There are corner cases - for instance, someone chained to immovable rods "floating" in the plane of vacuum (no crevices to duck into, no possibility of dodging, etc) - but I have tended to find that they are few and far between.

And that really is the question the OP is asking in this thread - and seemingly a dozen others
This is not correct. I'm not that interested in whether or not fireball can be used to destroy an enemy's gear or equipment - that's more of a side-issue that is brought into play by what I am interested in. And that is the relationship between the mechanics and the fiction, which I think (again, others may not) is fundamental to the difference between a RPG and a boardgame (or CCG, videogame, etc).

This is something that I've been interested in, and posting about, for some time. (For instance, in this post from mid-2011 I observed that "a power with the fire keyword, that deals fire damage, can set fire to a tree. A power with the weapon keyword, that deals only untyped damage, cannot set fire to a tree. I think this is fairly obvious".)

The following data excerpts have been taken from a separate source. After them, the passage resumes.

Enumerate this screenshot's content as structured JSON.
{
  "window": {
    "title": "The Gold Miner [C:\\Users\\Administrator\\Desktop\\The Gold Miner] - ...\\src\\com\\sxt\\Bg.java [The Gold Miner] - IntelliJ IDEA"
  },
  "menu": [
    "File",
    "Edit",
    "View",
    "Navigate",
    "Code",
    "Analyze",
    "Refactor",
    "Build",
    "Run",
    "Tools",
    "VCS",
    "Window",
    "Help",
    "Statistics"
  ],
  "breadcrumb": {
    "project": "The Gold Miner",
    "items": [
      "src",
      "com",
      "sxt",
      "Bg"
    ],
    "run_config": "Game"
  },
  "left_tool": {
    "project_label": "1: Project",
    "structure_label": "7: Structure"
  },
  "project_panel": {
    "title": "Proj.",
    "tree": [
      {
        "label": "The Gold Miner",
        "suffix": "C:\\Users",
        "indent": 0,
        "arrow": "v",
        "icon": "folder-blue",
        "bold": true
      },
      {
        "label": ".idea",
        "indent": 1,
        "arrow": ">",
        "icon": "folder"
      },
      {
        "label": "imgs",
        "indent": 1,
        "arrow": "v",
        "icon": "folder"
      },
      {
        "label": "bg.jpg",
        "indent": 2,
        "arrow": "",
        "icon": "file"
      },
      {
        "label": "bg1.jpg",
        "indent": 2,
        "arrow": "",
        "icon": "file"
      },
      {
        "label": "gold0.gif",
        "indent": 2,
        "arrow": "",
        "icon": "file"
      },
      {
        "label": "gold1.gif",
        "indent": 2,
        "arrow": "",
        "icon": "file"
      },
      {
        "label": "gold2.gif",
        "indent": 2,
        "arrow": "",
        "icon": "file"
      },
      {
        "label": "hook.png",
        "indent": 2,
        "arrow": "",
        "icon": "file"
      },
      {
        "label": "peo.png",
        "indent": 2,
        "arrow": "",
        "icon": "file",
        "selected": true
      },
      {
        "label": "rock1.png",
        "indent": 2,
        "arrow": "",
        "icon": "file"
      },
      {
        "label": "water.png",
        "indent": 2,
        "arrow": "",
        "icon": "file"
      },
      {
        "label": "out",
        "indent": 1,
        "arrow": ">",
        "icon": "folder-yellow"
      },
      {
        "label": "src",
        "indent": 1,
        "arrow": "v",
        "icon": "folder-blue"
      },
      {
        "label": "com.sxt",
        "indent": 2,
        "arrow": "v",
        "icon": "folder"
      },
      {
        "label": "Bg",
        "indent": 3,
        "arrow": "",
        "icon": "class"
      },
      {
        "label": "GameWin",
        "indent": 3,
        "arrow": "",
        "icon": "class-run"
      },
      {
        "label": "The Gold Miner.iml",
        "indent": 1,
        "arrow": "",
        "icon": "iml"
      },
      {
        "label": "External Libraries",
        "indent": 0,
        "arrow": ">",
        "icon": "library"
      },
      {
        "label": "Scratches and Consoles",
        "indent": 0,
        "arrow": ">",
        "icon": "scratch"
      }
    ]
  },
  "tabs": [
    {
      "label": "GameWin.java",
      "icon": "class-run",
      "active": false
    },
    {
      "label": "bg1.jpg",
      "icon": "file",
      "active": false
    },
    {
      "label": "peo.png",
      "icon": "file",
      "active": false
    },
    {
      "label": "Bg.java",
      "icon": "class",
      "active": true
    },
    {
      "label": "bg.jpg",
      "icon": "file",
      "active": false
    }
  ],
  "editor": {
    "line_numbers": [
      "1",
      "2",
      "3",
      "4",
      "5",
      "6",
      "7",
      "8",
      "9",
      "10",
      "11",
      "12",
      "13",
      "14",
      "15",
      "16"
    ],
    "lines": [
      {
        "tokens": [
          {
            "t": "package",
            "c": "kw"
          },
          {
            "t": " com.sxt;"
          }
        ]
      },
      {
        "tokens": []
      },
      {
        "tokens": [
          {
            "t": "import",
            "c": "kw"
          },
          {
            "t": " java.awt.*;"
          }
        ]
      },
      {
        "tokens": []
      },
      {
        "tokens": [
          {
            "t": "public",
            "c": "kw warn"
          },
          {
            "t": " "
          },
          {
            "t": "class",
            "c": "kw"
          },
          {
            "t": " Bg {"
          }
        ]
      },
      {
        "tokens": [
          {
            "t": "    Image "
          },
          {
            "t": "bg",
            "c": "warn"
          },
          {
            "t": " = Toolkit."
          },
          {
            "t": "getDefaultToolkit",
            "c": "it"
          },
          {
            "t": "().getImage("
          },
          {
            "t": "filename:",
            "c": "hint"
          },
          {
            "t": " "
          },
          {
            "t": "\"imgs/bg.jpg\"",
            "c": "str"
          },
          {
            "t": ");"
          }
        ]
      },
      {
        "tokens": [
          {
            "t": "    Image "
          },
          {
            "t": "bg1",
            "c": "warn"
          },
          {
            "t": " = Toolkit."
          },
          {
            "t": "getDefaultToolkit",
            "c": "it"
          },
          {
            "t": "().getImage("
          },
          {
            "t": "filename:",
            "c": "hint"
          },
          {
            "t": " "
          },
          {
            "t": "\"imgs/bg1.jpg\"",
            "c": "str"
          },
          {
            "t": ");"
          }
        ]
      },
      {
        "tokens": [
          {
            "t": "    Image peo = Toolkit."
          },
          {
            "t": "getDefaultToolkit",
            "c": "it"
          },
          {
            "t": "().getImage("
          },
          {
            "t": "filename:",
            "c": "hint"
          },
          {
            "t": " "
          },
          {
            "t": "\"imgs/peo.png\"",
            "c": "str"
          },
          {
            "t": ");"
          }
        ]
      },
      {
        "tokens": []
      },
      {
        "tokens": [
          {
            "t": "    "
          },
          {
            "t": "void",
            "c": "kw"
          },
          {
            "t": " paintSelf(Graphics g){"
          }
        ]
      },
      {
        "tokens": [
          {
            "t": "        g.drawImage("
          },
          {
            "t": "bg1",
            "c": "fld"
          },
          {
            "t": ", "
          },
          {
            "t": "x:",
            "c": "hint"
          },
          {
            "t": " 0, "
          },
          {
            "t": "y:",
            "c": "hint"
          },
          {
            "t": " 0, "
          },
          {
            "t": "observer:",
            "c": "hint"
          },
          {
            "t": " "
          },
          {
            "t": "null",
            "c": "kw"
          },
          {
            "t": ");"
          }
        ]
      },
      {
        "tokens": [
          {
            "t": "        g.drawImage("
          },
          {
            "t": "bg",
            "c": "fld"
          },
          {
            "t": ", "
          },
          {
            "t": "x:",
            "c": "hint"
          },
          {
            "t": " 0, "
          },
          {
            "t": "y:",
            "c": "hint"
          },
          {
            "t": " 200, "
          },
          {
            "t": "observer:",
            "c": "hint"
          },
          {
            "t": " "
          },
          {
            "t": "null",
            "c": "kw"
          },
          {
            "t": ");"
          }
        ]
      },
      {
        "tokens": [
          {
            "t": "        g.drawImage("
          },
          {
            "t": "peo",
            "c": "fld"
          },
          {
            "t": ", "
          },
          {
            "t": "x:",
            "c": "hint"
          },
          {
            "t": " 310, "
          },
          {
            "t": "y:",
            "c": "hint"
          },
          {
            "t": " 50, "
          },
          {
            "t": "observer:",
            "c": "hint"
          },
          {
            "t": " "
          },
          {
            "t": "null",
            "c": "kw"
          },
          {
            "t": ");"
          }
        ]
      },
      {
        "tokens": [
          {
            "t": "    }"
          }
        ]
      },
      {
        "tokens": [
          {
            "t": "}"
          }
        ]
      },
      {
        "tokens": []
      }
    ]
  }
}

I was surprised to see the contrary view being very strongly supported by some posters in recent threads, and hence am curious to see how far it extends. Although I was talking about 4e and those posters are talking about 5e, I don't see that the two games are noticeably different in this particular respect.

As far as the damaging of equipment is concerned, as I've already posted I favour Gygaxian hit points: as long as the character still has hit points left then s/he took only a nick or a scratch at worst, and hence whatever objects s/he is carrying or wearing will be no worse than lightly singed. But if someone has been burned to death by a fireball, then I think narrating that their clothes, or scrolls, or whatever are charred - and their ice pendants melted - is fair game.
 

My freezer is meat-free, but I'm familiar with the phenomenon.

But frost giants are immune to cold. Is this because their blood is warm, or is it independent of their bloodedness. At least some depictions of frost giants (and even moreso the 4e frost titans) give the impression that they are somewhat ice-tacular all the way down.

Sure, but frost giants aren't canonically described as being fleshy mammals, are they?

The 5e MM says, "their flesh is as blue as glacial ice". So, the do have "flesh", whatever that means. But, that's fine, really. We can simply take this to note that there's something hinkey going on... and then we should be honest and look at the description of fireballs and realize there's something hinkey there too.

Whereas the product of a fireball is canonically described as flame, of the same sort as a dragon's breath, which canonically is fire all the way down.

They are *ALSO* canonically and explicitly described as not burning things that you are wearing, which is quite unlike fire.

Well, that is being discussed in another thread!

Yeah, as if these things were completely separate, which they aren't

For me, this is the crux. (That's not to say it is, or should be, the crux for everyone.) I think that avoiding wonky narration is a pretty high priority.

Here's a hint - you don't actually have to narrate *everything*. Narrate what must be narrated, because the players need the information in order to make choices, but beyond that, be choosy. Anything you narrate may be used as a basis for action by the player, so if they aren't *intended* to use it, you may not want to do so.

For example - let us say the pendant survives. If you narrate it so that it is completely coincidental, an accident of luck, the players may choose to try another fireball, because luck is not reliable. But, the pendant's survival against fireball *is* reliable. You've just misled the players.


This is not correct. I'm not that interested in whether or not fireball can be used to destroy an enemy's gear or equipment - that's more of a side-issue that is brought into play by what I am interested in.

Too bad. The fact that you aren't interested in it doesn't mean it isn't central to the question. The relationship between the mechanics and fiction is arbitrary, unless you are intending to reflect (even if only through a fun house mirror) the *intent* of the rules in the fiction.